Elle disait toujours "oula surtout pas!  C'est très mauvais de se réveiller d'un coup comme ça!  Très mauvais.  Toujours se laisser une bonne demi-heure à traîner dans le lit avant de se réveiller complètement".

Une vraie faignasse.  Et avec un petit coté épicurien.

J'allais souvent déjeuner chez elle quand j'avais 13-14 ans.  Et puis un jour elle a posé une bouteille de vin sur la table, s'en est servi un verre et m'a lancé faussement honteuse: "Je suis un peu une alcoolique tu sais...".
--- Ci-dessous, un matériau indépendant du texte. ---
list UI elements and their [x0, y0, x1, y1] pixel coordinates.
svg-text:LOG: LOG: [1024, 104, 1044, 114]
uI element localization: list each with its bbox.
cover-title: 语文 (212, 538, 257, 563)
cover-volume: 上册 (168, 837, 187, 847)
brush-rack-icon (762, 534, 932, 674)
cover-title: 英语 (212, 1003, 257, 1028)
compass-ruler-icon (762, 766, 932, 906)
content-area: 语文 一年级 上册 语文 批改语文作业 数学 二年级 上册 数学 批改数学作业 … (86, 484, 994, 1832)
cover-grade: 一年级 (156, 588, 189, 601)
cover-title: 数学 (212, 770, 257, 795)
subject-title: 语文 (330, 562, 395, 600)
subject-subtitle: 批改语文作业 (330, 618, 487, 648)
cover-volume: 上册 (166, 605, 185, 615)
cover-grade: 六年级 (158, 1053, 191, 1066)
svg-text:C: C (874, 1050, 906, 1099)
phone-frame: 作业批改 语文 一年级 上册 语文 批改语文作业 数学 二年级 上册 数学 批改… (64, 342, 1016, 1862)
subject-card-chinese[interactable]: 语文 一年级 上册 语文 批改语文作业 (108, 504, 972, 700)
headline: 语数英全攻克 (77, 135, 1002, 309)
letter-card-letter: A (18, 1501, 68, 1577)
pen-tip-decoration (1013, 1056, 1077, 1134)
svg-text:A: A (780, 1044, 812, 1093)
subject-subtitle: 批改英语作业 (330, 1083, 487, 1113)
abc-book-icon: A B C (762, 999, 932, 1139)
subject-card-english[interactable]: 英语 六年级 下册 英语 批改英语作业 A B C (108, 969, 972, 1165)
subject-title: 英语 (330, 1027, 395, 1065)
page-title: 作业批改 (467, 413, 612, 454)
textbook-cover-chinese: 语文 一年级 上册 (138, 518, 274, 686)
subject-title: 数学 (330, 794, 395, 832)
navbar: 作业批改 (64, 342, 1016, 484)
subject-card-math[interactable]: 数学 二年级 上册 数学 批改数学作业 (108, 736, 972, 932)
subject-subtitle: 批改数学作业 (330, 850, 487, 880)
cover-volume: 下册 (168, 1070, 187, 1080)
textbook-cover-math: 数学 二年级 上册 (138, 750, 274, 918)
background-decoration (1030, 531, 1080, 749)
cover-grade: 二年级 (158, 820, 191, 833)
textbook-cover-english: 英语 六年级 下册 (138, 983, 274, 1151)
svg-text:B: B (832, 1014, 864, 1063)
Je lui ai immédiatement demandé si je pouvais en avoir un peu moi-aussi.  Fallait pas laisser filer l'occasion.  Elle m'a servi sans broncher.  Et avant d'avoir terminé son lapin à la moutarde on avait descendu deux bouteilles.

Il pleuvait assez fort en sortant de chez elle.  Mais je suis rentré à pied, le long du Quai Louis Blériot.

La Seine me soufflait ses vents glacés à travers les os et j'étais tout mouillé.  Mais j'avais chaud.  Je me sentais bien.  Tellement bien.  Première biture.  Merci Mamy.  J'étais ivre mort et j'adorais ça.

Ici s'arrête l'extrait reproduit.